We are trying to protect against a malicious server here, remember. So the idea is that if there is a match, we pinged the server with an email that it knows about. If we ping the server with an email that it does not know about, on the other hand, it cannot tell you anything about the value.
The first 6 characters of the SHA256 will tell you nothing about the value, after all. And the fact that we use a random key to sending the actual hash to the server means that there is no point trying to figure it out. Unlike trying to guess an email, guessing a hash of an email is likely far harder, to the point that it is not feasible.
Note, I’m not a cryptography expert, and I wouldn’t actually implement such a thing without consulting with one. I’m just writing a blog post with my ideas.
That would at least alleviate the privacy concern. But there are other issues.
The SponsorLink is provided as a closed-source obfuscated library. People have taken the time to de-obfuscate it, and so far it appears to be matching the documented behavior. But the mere fact that it is actually obfuscated and closed-source inclusion in an open-source project raises a lot of red flags.
Finally, there is the actual behavior when it detects that you are not sponsoring this project. Here is what the blog post states will happen:
It will delay the build (locally, on your machine, not on CI).
That… is really bad. I assume that this happens on every build (not sure, though). If that is the case, that means that the feedback cycle of "write a test, run it, write code, run a test", is going to hit significant slowdowns.
I would consider this to be a breaking point even excluding everything else.

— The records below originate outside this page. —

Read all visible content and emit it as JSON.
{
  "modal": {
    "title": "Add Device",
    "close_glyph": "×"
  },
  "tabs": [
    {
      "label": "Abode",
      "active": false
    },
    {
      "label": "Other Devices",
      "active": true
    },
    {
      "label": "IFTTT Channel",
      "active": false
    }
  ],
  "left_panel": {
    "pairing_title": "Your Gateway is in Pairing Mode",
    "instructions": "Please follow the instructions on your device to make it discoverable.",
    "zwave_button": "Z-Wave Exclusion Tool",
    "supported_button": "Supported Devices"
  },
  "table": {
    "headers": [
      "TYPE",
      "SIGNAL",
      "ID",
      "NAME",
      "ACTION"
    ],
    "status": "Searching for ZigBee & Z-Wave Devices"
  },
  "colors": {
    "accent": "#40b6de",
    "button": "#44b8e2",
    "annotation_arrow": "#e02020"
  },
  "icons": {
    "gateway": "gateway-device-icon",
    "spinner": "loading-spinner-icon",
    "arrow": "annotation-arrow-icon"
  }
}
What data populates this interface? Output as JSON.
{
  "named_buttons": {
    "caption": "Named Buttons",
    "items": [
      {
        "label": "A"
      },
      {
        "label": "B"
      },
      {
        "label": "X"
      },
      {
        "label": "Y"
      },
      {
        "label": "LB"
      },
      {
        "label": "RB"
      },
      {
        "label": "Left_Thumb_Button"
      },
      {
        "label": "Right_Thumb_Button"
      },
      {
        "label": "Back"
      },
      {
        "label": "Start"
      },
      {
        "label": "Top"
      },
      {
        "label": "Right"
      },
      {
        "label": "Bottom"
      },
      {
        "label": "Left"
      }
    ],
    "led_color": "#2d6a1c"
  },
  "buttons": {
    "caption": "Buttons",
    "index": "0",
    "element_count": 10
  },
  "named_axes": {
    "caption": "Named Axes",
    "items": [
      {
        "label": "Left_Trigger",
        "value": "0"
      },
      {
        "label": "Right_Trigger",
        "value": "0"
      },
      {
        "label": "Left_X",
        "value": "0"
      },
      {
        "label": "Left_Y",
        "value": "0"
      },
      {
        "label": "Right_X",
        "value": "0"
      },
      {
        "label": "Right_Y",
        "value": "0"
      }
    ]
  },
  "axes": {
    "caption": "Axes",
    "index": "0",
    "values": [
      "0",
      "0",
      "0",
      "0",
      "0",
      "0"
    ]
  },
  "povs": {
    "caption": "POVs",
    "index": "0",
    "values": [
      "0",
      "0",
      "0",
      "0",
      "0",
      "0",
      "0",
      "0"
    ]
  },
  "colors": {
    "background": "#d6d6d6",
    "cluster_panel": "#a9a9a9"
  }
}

As I previously stated, I’m all for paying for Open Source software. But this is not the way to do that, there is a whole bunch of friction and not much that can indicate a positive outcome for the project.
Monetization strategies for Open Source projects are complex. Open core, for example, likely would not work for this scenario. Nor would you be likely to get support contracts. The critical aspect is that beyond just the technical details, any such strategy requires a whole bunch of infrastructure around it. Marketing, sales, contract negotiation, etc. There is no easy solution here, I’m afraid.